保守論客の独り言

社会の様々な問題に保守の視点で斬り込みます

財政再建派マスコミの迷妄を撃つ

経世済民」(世の中をよく治めて人々を苦しみから救う)が解らないマスコミが多過ぎる。

《政府は楽観的な見通しを排し、財政再建に向けた道筋を描き直すべきだ》(8月2日付読売新聞社説)

《現実に即した財政再建の目標や道筋を再検討すべきだ》(8月7日付日本経済新聞社説)

 <財政再建>とは、日本には1200兆円の借金があり、このままでは国家破産してしまうというという「世迷い言(よまよいごと)」のことである。

《コロナ禍から国民生活を守る支出は惜しむべきではない。だが黒字化が遅れるほど、1000兆円超の借金がさらに増え、将来へのつけ回しも膨大になる。社会保障費が急増する超高齢社会を乗り切れるのかという心配も強まる。

 コロナ後の財政を立て直す道筋を描くのは政府の責任だ》(8月7日付毎日新聞社説)

《日本はGDPに占める債務残高が主要国で最悪の状況にある》(8月4日付高知新聞社説)

 が、このようなことを言っているのは財政の素人か、それとも日本を貶(おとし)めようとする工作活動かのどちらかであろう。

《20年度末の国・地方の長期債務残高は、国内総生産GDP)のほぼ2倍に当たる1200兆円近くに膨らむ。こうした数字を踏まえ、日本国債の格付け見通しを引き下げる動きもみられる。

日銀が大量の国債を購入し、金利の上昇を抑え込んでいるとはいえ、安心できる状態ではない。政府の財政運営に対する信認が失われ、思わぬ危機を招かぬよう、細心の注意を払う必要がある》(同、日経社説)

 知ったか振って書いているが、曖昧なことしか言っていない。<国債の格付け>にしても、格付け会社は政治的に格付けを行っているだけであって、客観的な判断の物差しがあるわけではないからあまり気にしても意味がない。

 財政が健全かどうかを負債の多寡だけを見て判断するのは間違いである。例えば、一般家庭に住宅ローンという大きな負債があるからといってこの家庭の家計が不健全だということにはならないのと同じである。

 健全かどうかは負債だけでなく同時に資産も見なければならない。つまり、「貸借対照表」(balance sheet)によって判断せよということである。が、財政再建派は資産を考慮に入れない。これは、日本経済が成長するのを阻(はば)むために、財政健全化という箍(たが)を嵌(は)めようとする「下心(したごころ)」があるからではないか。

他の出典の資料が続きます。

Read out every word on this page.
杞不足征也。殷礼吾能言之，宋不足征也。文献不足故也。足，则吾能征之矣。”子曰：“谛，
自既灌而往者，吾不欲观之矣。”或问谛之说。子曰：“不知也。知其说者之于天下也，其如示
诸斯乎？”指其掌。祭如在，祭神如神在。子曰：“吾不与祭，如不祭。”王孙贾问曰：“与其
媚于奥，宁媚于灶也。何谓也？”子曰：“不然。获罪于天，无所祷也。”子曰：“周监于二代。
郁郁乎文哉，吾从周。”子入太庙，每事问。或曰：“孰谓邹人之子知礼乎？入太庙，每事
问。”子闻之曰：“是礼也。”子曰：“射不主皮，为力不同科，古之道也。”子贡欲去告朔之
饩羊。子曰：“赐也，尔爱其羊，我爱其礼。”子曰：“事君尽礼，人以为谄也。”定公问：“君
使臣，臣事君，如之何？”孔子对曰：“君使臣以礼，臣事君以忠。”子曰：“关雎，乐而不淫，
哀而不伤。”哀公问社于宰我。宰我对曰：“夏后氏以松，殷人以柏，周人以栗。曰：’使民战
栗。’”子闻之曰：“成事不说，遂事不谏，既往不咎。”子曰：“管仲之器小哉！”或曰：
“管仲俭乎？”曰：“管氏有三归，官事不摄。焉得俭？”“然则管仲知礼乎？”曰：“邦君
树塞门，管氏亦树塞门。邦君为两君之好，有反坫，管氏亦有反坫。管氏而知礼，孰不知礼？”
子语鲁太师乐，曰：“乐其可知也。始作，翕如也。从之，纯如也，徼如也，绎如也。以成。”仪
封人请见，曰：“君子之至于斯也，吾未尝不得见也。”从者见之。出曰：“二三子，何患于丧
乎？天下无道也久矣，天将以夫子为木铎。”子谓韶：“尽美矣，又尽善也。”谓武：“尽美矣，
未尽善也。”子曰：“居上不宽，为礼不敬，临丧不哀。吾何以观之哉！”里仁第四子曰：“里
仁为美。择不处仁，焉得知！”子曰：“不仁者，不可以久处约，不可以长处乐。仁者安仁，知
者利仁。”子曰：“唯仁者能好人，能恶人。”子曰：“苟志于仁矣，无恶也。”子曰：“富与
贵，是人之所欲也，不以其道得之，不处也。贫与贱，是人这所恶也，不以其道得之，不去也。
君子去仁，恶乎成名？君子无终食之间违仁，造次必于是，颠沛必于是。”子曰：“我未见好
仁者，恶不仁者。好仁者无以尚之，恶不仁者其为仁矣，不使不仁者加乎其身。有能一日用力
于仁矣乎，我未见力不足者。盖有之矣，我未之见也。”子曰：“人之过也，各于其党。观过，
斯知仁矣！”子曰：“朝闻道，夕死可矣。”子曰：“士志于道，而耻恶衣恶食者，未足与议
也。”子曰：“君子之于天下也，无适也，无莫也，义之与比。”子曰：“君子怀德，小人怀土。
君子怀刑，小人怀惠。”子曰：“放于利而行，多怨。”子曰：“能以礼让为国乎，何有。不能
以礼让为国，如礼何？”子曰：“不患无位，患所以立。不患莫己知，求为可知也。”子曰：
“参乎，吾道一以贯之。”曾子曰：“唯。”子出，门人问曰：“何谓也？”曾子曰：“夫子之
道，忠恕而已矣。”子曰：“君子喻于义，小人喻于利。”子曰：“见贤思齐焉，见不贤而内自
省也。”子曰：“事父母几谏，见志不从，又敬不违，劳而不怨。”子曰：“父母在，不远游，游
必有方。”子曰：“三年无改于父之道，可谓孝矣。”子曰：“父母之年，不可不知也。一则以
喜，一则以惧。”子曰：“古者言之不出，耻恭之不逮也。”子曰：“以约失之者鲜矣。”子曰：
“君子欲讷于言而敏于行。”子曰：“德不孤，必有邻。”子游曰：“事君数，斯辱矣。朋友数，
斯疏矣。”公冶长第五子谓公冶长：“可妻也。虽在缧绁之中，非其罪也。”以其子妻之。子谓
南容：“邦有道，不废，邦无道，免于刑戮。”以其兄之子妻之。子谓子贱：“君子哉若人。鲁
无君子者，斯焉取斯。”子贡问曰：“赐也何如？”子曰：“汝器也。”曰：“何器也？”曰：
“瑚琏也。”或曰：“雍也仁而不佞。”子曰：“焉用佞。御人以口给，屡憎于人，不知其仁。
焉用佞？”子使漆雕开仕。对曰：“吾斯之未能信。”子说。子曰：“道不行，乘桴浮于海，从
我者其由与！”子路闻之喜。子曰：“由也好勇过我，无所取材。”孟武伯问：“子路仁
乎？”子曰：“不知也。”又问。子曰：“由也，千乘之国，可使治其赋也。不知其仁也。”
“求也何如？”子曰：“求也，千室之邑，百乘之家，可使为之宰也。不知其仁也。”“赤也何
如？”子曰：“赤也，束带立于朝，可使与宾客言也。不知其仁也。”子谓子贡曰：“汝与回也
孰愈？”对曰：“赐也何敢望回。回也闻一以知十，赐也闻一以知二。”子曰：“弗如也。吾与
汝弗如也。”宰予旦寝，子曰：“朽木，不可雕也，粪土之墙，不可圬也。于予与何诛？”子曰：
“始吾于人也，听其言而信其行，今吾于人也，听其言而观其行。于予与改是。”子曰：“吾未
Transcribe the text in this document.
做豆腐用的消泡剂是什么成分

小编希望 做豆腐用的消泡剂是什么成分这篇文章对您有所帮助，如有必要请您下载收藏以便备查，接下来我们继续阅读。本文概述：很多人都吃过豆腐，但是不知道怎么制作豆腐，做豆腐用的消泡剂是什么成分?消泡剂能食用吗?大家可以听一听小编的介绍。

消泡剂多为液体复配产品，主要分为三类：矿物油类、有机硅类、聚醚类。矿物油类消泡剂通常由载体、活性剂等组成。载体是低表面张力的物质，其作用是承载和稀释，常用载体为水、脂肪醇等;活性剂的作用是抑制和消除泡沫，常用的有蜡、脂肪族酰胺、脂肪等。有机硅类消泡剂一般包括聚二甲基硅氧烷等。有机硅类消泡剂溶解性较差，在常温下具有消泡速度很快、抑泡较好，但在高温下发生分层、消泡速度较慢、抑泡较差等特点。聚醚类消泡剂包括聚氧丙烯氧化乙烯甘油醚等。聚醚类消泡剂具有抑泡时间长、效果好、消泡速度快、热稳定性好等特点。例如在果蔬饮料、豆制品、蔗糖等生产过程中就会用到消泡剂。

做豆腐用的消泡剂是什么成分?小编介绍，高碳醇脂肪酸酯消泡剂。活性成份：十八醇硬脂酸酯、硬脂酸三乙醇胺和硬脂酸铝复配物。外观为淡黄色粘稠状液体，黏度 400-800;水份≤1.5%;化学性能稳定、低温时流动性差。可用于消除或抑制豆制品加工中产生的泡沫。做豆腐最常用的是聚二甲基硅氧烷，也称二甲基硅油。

《まずは感染抑止と経済活動の両立に全力を尽くしたい。その上で、歳出改革を進めねばならない。

 21年度予算編成では、各省庁からの予算要求が事実上青天井になり、歳出の膨張が懸念される。使い道を精査し、事業の重点化に努めてもらいたい。

 急増する社会保障費の抑制が不可欠だ。医療費の窓口負担の増加など、高齢者に痛みを伴う改革への理解を求める必要がある》(同、読売社説)

《国民に痛みを強いる歳出・歳入改革に踏み出すのはまだ先になろうが、無駄やばらまきの排除ならすぐにでも取り組める》(同、日経社説)

 新型コロナによる世界的な景気後退の中、どうして景気回復に逆風となるようなことを主張するのだろうか。人々の生活よりも財政再建の方が大事ということなのか。